Смягчилось даже ощущение неухоженности в эйнштейновском кабинете со стопками книг на полу, с коллекцией курительных трубок, кажущихся почему-то запыленными.
Великовский принес Эйнштейну главы книги «Земля в переворотах» — от восьмой до двенадцатой. Очень важно было узнать мнение Эйнштейна по поводу высказанных в них мыслей.
В течение полугода Эйнштейн неоднократно пытался завести разговор о реакции ученых на «Миры в столкновениях». Великовский охотно говорил о научном и психологическом аспектах этой проблемы, но всякий раз ловко уходил от необходимости называть конкретные имена. Но сейчас Эйнштейн случайно, а, может быть, и умышленно, больно задел его, сказав:
— Я догадываюсь, что какая-то непорядочность могла вынудить даже такую благородную душу, как Великовский, отреагировать соответствующим образом. А все-таки мне не хотелось бы вдруг узнать, что вы дали журналистам пищу против ученых.
— Как это ни удивительно, на подлость ученых я публично отреагировал только один раз, после увольнения из издательства «Макмиллан» редактора моей книги. Но мне интересно было бы увидеть, как бы вы отреагировали, скажем, на это. Великовский вынул из портфеля первый «скоросшиватель» «Звездочетов и гробокопателей», извлек из него несколько писем Шапли и других, положил их на стол перед Эйнштейном.
Эйнштейн, прочитав, был потрясен и даже не пытался скрыть этого.
— Великовский, все это должно быть опубликовано. Писатель, обладающий хорошим драматическим талантом, должен оформить имеющийся у вас материал в книгу. Боже мой, какой это будет документ!
В тот вечер Великовский не рассказал Эйнштейну, что уже оформляет имеющийся материал в книгу. Ему вообще сегодня не хотелось тратить время на разговоры, не имеющие отношения к его теории.
Через несколько дней Великовский получил большое письмо от Эйнштейна, написанное им собственноручно. Письмо содержало критические замечания по поводу пяти глав «Земли в переворотах». Несколько абзацев были посвящены письмам, прочитанным им в тот вечер. Эйнштейн писал, что Шапли можно понять, хотя его нельзя простить. И тут же, противореча самому себе, он писал: «Однако, следует отдать ему должное — на политической арене он вел себя мужественно и независимо…» Поэтому, мол, в какой-то мере будет справедливо, «если мы накинем на него мантию еврейского сострадания, как это ни трудно». Однако он не отказывался от мысли, что имеющиеся у Великовского документы должны быть оформлены в книгу.

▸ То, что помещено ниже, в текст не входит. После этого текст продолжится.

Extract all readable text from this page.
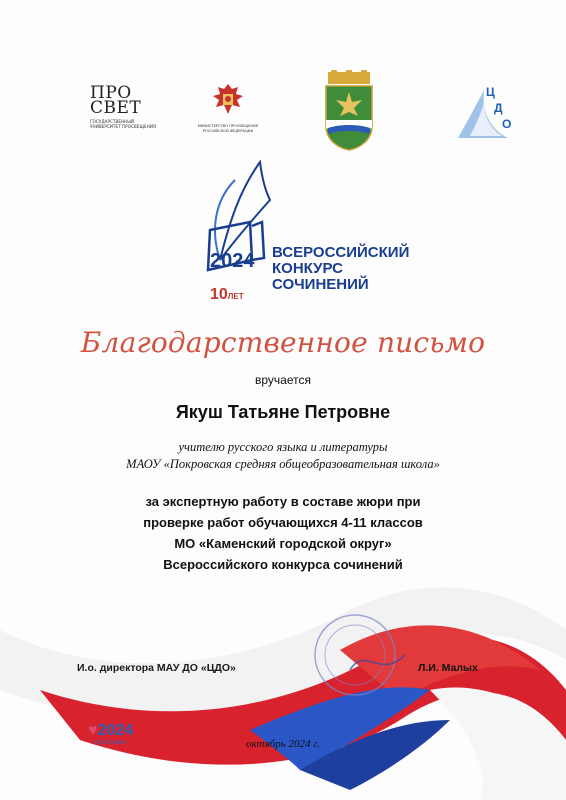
ПРО
СВЕТ
ГОСУДАРСТВЕННЫЙ УНИВЕРСИТЕТ ПРОСВЕЩЕНИЯ	МИНИСТЕРСТВО ПРОСВЕЩЕНИЯ РОССИЙСКОЙ ФЕДЕРАЦИИ
Ц
Д
О
2024 ВСЕРОССИЙСКИЙ
КОНКУРС
СОЧИНЕНИЙ
10ЛЕТ
Благодарственное письмо
вручается
Якуш Татьяне Петровне
учителю русского языка и литературы
МАОУ «Покровская средняя общеобразовательная школа»
за экспертную работу в составе жюри при
проверке работ обучающихся 4-11 классов
МО «Каменский городской округ»
Всероссийского конкурса сочинений
И.о. директора МАУ ДО «ЦДО»	Л.И. Малых
♥2024
ГОД СЕМЬИ	октябрь 2024 г.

Во время следующей встречи после обсуждения проблем, связанных с «Землей в переворотах», Эйнштейн решил продолжить разговор, касающийся Шапли, но тут же деликатно прекратил, видя, как болезненно Великовский реагирует на эту тему.
Именно деликатность хозяина удерживала Великовского от откровенного разговора.
Эйнштейну — 75 лет. В этом возрасте трудно, если вообще возможно, изменить мировоззрение. То, что мог рассказать Великовский, безусловно ущемит чувства доброго и порядочного человека, такого одинокого и легко ранимого.
Возвращаясь ночью домой, Великовский упорно думал, почему Эйнштейна так глубоко задела эта проблема. Дело не только в хорошем отношении и в интересе к нему.
Эйнштейн не случайно препарирует поведение Шапли. Что-то скрытое от самого себя пытается выяснить старый ученый, что-то касающееся лагеря либералов, к которому он принадлежит и к которому не принадлежит Великовский. несмотря на гуманизм, пропитавший его до мозга костей.
Поэтому через несколько недель в письме, обсуждающем научные проблемы, Великовский принял вызов Эйнштейна и написал: «Очень рано вы накинули на Шапли мантию еврейского сострадания: вы видели только начало подшивки документов, относящихся к „Звездочетам и гробокопателям“ и к их лидеру. То, что он либерал, не извиняет, а усугубляет его вину».
Они встретились через несколько дней. Эйнштейн начал разговор именно с этой фразы:
— Великовский, что у вас на душе? Что вы боитесь рассказать, чтобы не ущемить старика?
Великовский улыбнулся, дав этим понять, что Эйнштейн не ошибся в мотивах ухода от нежелаемой темы.
— Хорошо. Я расскажу. Но сперва о мантии нашего еврейского сострадания и любви к ближнему. Не стану касаться истории, напоминать вам, как Саул пощадил царя амалекитов, злейших врагов евреев, и как это милосердие отразилось на судьбе нашего народа.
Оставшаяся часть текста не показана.